Добрая женщина тоже не верит, но она — человек чумного барака, таким это не важно, она всегда там, где и не всякие верующие отважатся (ну, такие, как трусливая Шура). Она и Библию бы переписала от лица побежденных. По-моему, она идеальна, — ведь в идеальном мире нет места компромиссам и условностям. Но доцент этого не замечает. Он вообще ничего, кроме себя, не замечает. Когда он орет на зеленоглазую "Дурааа!" за то, что та забыла выключить газовую плиту, а огонь погас и создал опасность, он топает ногами, но на самом деле ему и это безразлично, и он думает: "Так, склероз, что ли у меня, куда я положил четвертной?".
Что из девчонки выйдет, пока не понятно, не злая, но упрямая, все "сама, сама". Одна и будет скорей всего, одна-одинешенька. Два раза в неделю к ней ходит учитель музыки, он вылитый кот, хоть и кабардинец по рождению. Но все его пошлые повадки выдают кота. "Ставь ручку на клавиши как кошечка лапку", — мурлычет он девчонке и складывает свою маленькую ручку как кот, а вовсе не как кабардинец. Девчонка же его не слушает, и играет скучный этюд, напряженно закусив губы. Доцент в это время мучается припадками ярости у себя в кабинете, а Шура потрошит курицу на кухне.
На пианино стоит мраморная статуэтка. Она недавно появилась у нас. Она будит во мне мечты, мечты о прекрасном. Это небольшой бюст женщины, единственная красивая вещь в доме. Когда никто меня не видит, я тщательно осматриваю ее со всех сторон. Каждый раз в ней что-то удивительным образом меняется. Иногда взгляд полуопущенных глаз, иногда выражение тонких губ. Я бы хотел прожить жизнь в окружении таких предметов, а может, я уже владел чем-то таким, не знаю, но она знакома мне, знакома! Она не была мною помечена, но, несомненно, мы встречались уже. Однажды я так устал вспоминать, как могло случиться, что эта красота уже появлялась в моем прошлом, что задремал вблизи. "Брысь! Вон пшел!". От этих Шуриных воплей я очнулся и обнаружил себя обхватившим лапами статую. Солнечный квадрат из центра комнаты изрядно сместился в левый угол, значит, я спал долго. Нехотя я спрыгнул на пол и перебрался в мою коробку со шляпой.
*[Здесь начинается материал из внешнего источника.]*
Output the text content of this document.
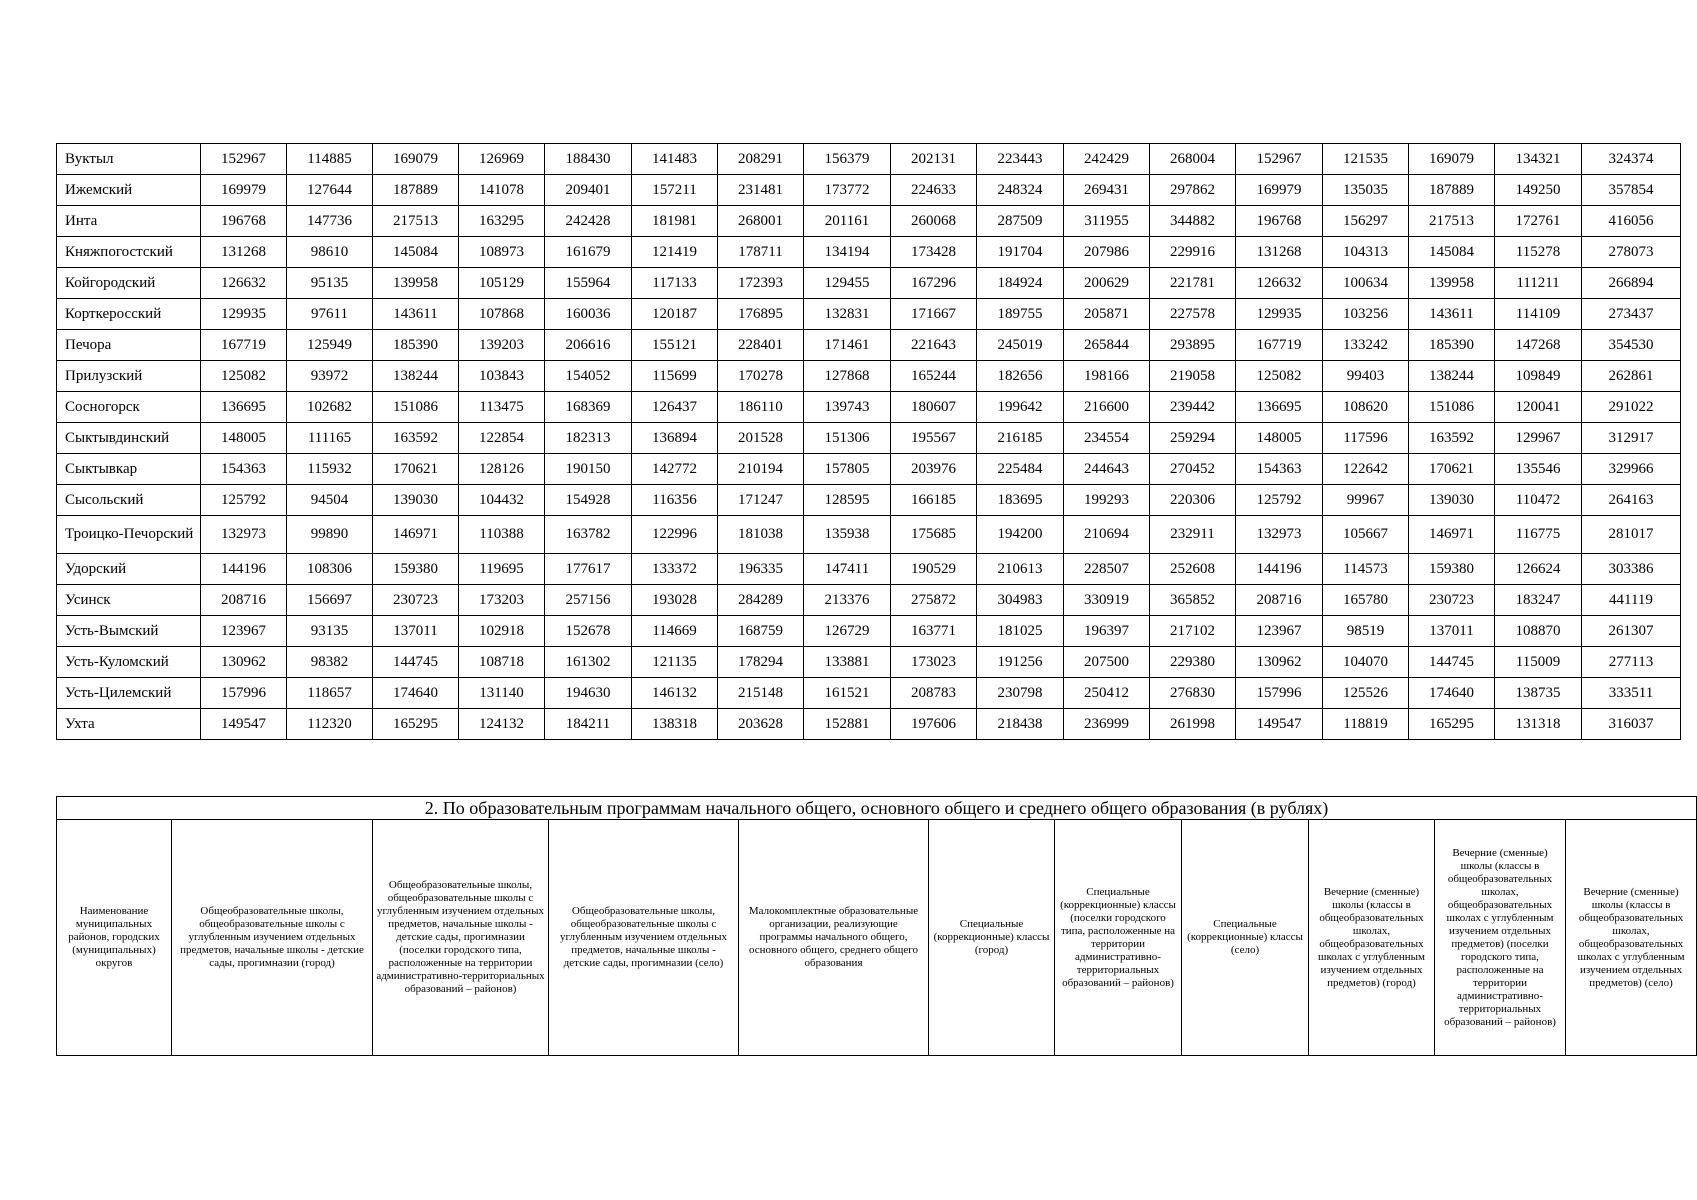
Вуктыл	152967	114885	169079	126969	188430	141483	208291	156379	202131	223443	242429	268004	152967	121535	169079	134321	324374
Ижемский	169979	127644	187889	141078	209401	157211	231481	173772	224633	248324	269431	297862	169979	135035	187889	149250	357854
Инта	196768	147736	217513	163295	242428	181981	268001	201161	260068	287509	311955	344882	196768	156297	217513	172761	416056
Княжпогостский	131268	98610	145084	108973	161679	121419	178711	134194	173428	191704	207986	229916	131268	104313	145084	115278	278073
Койгородский	126632	95135	139958	105129	155964	117133	172393	129455	167296	184924	200629	221781	126632	100634	139958	111211	266894
Корткеросский	129935	97611	143611	107868	160036	120187	176895	132831	171667	189755	205871	227578	129935	103256	143611	114109	273437
Печора	167719	125949	185390	139203	206616	155121	228401	171461	221643	245019	265844	293895	167719	133242	185390	147268	354530
Прилузский	125082	93972	138244	103843	154052	115699	170278	127868	165244	182656	198166	219058	125082	99403	138244	109849	262861
Сосногорск	136695	102682	151086	113475	168369	126437	186110	139743	180607	199642	216600	239442	136695	108620	151086	120041	291022
Сыктывдинский	148005	111165	163592	122854	182313	136894	201528	151306	195567	216185	234554	259294	148005	117596	163592	129967	312917
Сыктывкар	154363	115932	170621	128126	190150	142772	210194	157805	203976	225484	244643	270452	154363	122642	170621	135546	329966
Сысольский	125792	94504	139030	104432	154928	116356	171247	128595	166185	183695	199293	220306	125792	99967	139030	110472	264163
Троицко-Печорский	132973	99890	146971	110388	163782	122996	181038	135938	175685	194200	210694	232911	132973	105667	146971	116775	281017
Удорский	144196	108306	159380	119695	177617	133372	196335	147411	190529	210613	228507	252608	144196	114573	159380	126624	303386
Усинск	208716	156697	230723	173203	257156	193028	284289	213376	275872	304983	330919	365852	208716	165780	230723	183247	441119
Усть-Вымский	123967	93135	137011	102918	152678	114669	168759	126729	163771	181025	196397	217102	123967	98519	137011	108870	261307
Усть-Куломский	130962	98382	144745	108718	161302	121135	178294	133881	173023	191256	207500	229380	130962	104070	144745	115009	277113
Усть-Цилемский	157996	118657	174640	131140	194630	146132	215148	161521	208783	230798	250412	276830	157996	125526	174640	138735	333511
Ухта	149547	112320	165295	124132	184211	138318	203628	152881	197606	218438	236999	261998	149547	118819	165295	131318	316037
2. По образовательным программам начального общего, основного общего и среднего общего образования (в рублях)
Наименование муниципальных районов, городских (муниципальных) округов	Общеобразовательные школы, общеобразовательные школы с углубленным изучением отдельных предметов, начальные школы - детские сады, прогимназии (город)	Общеобразовательные школы, общеобразовательные школы с углубленным изучением отдельных предметов, начальные школы - детские сады, прогимназии (поселки городского типа, расположенные на территории административно-территориальных образований – районов)	Общеобразовательные школы, общеобразовательные школы с углубленным изучением отдельных предметов, начальные школы - детские сады, прогимназии (село)	Малокомплектные образовательные организации, реализующие программы начального общего, основного общего, среднего общего образования	Специальные (коррекционные) классы (город)	Специальные (коррекционные) классы (поселки городского типа, расположенные на территории административно-территориальных образований – районов)	Специальные (коррекционные) классы (село)	Вечерние (сменные) школы (классы в общеобразовательных школах, общеобразовательных школах с углубленным изучением отдельных предметов) (город)	Вечерние (сменные) школы (классы в общеобразовательных школах, общеобразовательных школах с углубленным изучением отдельных предметов) (поселки городского типа, расположенные на территории административно-территориальных образований – районов)	Вечерние (сменные) школы (классы в общеобразовательных школах, общеобразовательных школах с углубленным изучением отдельных предметов) (село)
Так любование статуей стало еще одной моей привычкой. О курении я уже рассказал. Третья и совсем уж безобидная — это я забавы ради иногда гипнотизирую своих домочадцев. С Шурой легче всего. Я смотрю на нее и приказываю ей ободрать кожу с вареной курицы и отдать мне. Она подчиняется. Доценту напоминаю, что он положил 25 рублей в книгу "Тотем и табу", но до него медленно доходит, а деньги нужны срочно для зарплаты Шуре. Девчонка поддается гипнозу только во сне. Я смотрю на нее, не мигая, лежа близко в позе сфинкса, и прогоняю страшные сны. Зеленоглазая меня называет за это с уважением "кот-баюн". Вот с ней самой мне трудно. Ей невозможно что-нибудь внушить, даже мысли ее я не всегда читаю. Но однажды прочел. Она смотрела на меня грустно и задумчиво и думала: " Мурзик, а ты у нас большой сноб и оригинал, любитель табака и поклонник Венеры Милосской".
"Да. Ты права, — ответил я ей. — У меня высокие требования при моей исключительности — требования вождя. Но я необходим! Без меня в этом доме будет бардак. А примитивной ласки, чесания за ухом мне даже от тебя не требуется".